REPUBLIKA.CO.ID, JAKARTA — Keutamaan umroh saat bulan puasa Ramadhan menjadi hal yang diketahui hampir semua umat Muslim di seluruh dunia. Salah satu keutamaan yang membuat ibadah ini sangat dinantikan adalah karena Nabi Muhammad SAW mengatakan bahwa pahala orang-orang yang melaksanakannya dapat menyamai orang yang menjalankan ibadah haji.
Pendiri Rumah Fiqih Indonesia, Ustadz Ahmad Sarwat, menjelaskan sabda Rasulullah SAW yang tertuang dalam hadits shahih muttafaqun 'alahi:
“Bila datang Ramadhan, maka lakukanlah umroh. Karena umroh ketika Ramadhan itu (pahalanya) menyamai haji.” (HR Bukhari no. 1782 dan Muslim no. 1256).
Bahkan, umroh pada Ramadhan sangat istimewa karena senilai dengan haji bersama Nabi Muhammad SAW seperti yang dituangkan dalam lafal Bukhari lainnya yaitu : Sesungguhnya umrah ketika Ramadhan seperti berhaji bersamaku” (HR Bukhari no 1863).
Meski demikian, ustadz Ahmad mengatakan ada beberapa hal yang harus diperhatikan terkait umroh Ramadhan dan haji. Di antaranya adalah umroh saat Ramadhan tetap bukanlah haji.
Dia meningatkan untuk jangan keliru menggantikan kedudukan ibadah ini dengan haji. “Itu tidak benar dan perlu diluruskan, yang setara itu hanya pahalanya, sedangkan kedudukannya tetap sekadar umroh. Kalau mau kita breakdown lagi, maka antara umroh Ramadhan dan Haji itu punya beberapa perbedaan,” ujar ustaz Ahmad kepada Republika.co.id pada Selasa (13/4).
Ustadz Ahmad menjelaskan perbedaan itu pertama adalah bahwa umroh saat Ramadhan bukan bagian dari rukun Islam, sedangkan haji adalah rukun Islam yang kelima.
Selanjutnya, dari segi hukum, umroh Ramadhan itu hukumnya tetap sunnah dan tidak wajib.

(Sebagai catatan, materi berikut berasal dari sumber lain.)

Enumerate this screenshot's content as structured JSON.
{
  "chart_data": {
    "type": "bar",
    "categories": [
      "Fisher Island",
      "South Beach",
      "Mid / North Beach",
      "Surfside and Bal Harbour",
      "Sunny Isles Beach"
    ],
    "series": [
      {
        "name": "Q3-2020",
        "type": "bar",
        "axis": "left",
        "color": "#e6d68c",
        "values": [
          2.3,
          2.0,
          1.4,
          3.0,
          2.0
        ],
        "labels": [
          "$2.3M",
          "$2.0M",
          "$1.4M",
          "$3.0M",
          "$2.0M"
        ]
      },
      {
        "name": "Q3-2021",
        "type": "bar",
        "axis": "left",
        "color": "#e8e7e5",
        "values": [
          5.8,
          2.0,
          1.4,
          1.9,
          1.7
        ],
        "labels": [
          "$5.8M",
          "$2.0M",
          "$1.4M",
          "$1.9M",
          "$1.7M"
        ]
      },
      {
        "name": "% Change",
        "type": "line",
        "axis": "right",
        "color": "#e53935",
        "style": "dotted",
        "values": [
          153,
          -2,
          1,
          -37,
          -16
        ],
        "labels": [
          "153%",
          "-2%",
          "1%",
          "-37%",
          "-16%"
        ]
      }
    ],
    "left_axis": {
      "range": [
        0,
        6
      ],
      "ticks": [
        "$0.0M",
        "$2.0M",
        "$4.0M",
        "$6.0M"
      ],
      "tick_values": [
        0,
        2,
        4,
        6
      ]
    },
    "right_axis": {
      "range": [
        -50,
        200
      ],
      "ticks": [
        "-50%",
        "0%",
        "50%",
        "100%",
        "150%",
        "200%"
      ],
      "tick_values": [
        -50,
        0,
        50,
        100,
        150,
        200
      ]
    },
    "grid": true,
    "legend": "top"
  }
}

Sedangkan ibadah haji hukumnya wajib untuk yang pertama kali sebagai Muslim.
“Ketiga orang yang sudah umroh pada Ramadhan, belum gugur kewajiban hajinya. Apabila dia mampu, maka di pundaknya masih ada beban kewajiban mengerjakan ibadah haji,” jelas ustaz Ahmad.

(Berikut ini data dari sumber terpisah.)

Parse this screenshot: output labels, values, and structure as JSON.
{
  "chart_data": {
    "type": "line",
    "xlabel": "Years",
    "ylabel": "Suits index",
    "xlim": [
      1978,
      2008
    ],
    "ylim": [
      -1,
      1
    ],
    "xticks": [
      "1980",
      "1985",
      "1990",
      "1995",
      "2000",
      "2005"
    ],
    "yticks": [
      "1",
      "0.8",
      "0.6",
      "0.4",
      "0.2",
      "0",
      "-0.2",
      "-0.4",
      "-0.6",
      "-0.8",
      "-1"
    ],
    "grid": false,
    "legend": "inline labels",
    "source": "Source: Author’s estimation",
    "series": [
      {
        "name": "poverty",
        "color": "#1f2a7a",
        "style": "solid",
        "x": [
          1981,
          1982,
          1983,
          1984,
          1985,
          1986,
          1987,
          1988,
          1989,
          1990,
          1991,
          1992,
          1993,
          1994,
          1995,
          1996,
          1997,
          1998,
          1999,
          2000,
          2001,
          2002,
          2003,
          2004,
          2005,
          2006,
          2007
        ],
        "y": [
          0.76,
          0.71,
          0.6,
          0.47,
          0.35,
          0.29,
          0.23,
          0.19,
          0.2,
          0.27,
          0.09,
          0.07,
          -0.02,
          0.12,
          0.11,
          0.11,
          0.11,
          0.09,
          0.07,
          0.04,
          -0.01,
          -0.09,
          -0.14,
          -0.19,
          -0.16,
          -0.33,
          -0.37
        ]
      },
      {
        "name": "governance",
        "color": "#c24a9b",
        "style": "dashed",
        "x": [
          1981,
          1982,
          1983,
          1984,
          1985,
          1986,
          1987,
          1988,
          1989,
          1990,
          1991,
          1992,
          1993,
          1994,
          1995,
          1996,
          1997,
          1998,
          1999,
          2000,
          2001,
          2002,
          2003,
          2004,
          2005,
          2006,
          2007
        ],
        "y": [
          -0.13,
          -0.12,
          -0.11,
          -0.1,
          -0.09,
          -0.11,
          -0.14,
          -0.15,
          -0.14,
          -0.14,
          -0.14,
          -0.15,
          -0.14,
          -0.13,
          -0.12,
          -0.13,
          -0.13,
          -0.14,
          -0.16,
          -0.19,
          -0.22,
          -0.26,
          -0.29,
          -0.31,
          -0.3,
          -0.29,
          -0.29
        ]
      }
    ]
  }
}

Lebih lanjut, ustadz Ahmad menggarisbawahi tentang umroh pada Ramadhan yang cenderung padat dengan jamaah, bahkan membuat orang-orang melakukan ibadah dengan berdesakan, menyaingi musim haji. Bahkan, biaya yang dikeluarkan umat Muslim untuk menunaikan ibadah ini menjadi tinggi.

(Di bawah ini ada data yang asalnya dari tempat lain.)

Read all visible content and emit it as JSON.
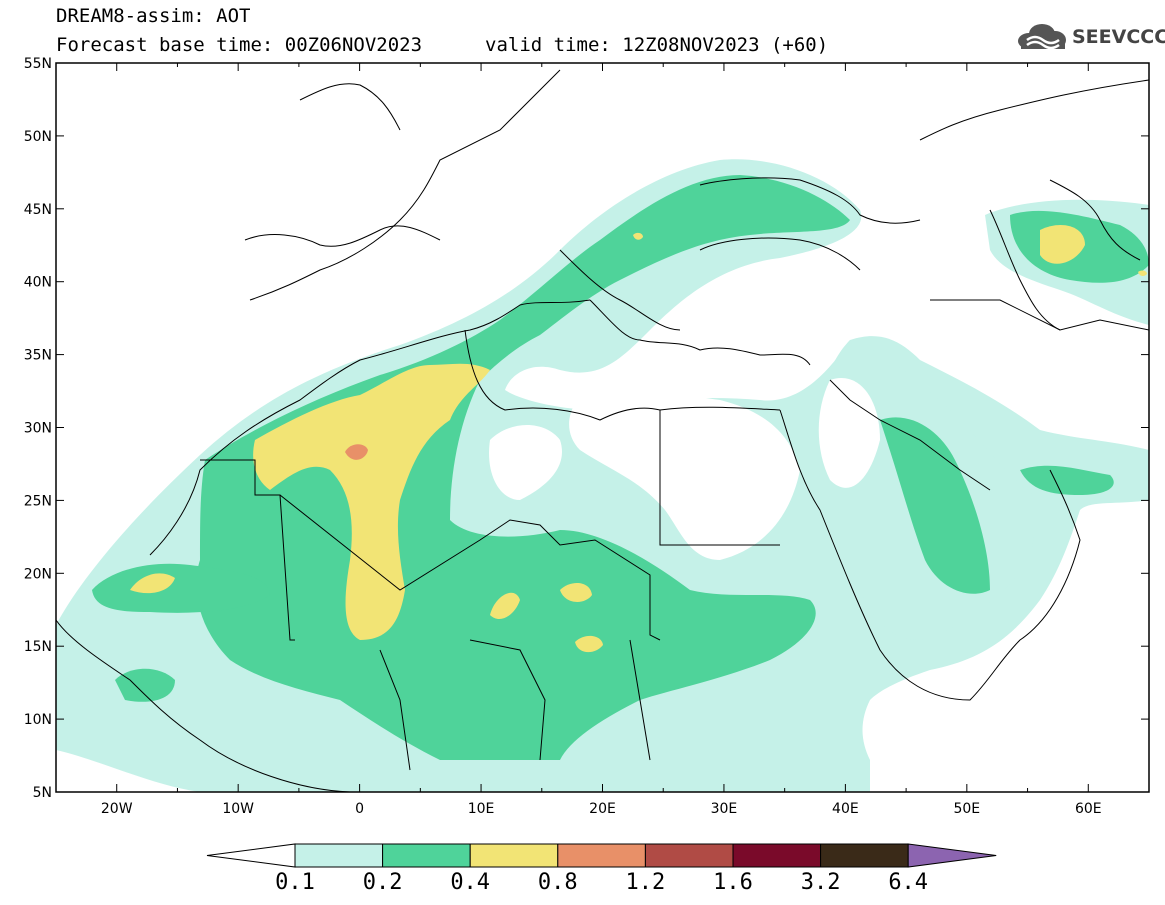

“Maka kalau kita mendambakan umroh yang tenang dan khusyu' dalam Masjid Al Haram Makkah, mungkin agak sulit. Tidak seperti yang banyak dibayangkan,” kata ustaz Ahmad menambahkan.
Ustadz Ahmad juga mengatakan bahwa hal ini juga bisa membuat banyak jamaah yang lupa dengan jam istirahat.
Dia mengatakan pengalaman banyak jamaah kesulitan untuk keluar masuk masjid. “Kalau sudah dalam masjid, sulit keluar. Sedangkan kalau sudah di luar, akan kesulitan masuk lagi ke dalam. Oleh karena itu jamaah jadi serba salah,” jelas ustadz Ahmad.
Ustadz Ahmad mengungkapkan sebagian temannya yang sejak awal ingin menginap di masjid sepanjang berad di tanah suci untuk i’tikaf. Mereka bahkan sudah mengatur untuk tidak menyewa penginapan secara khusus dengan kamar per orang, melainkan secara berkelompok yang nantinya hanya akan digunakan secara bergantian untuk sekian banyak jamaah.
“Masuk kamar hanya untuk sekadar mandi dan ganti baju, lalu segera pergi lagi masuk ke masjid, Hanya saja kadang lupa dengan jam istirahat, juga lupa mandi bersih-bersih, bahkan lupa juga dengan kondisi cuacara dan kesehatan,” ujar dia.
Akibatnya, menurut dia, iktikaf belum selesai, tapi sudah dalam keadaan lemah dan sakit. Apalagi mereka yang sudah uzur dan usia lanjut, tentu harus memperhatikan hal-hal semacam ini.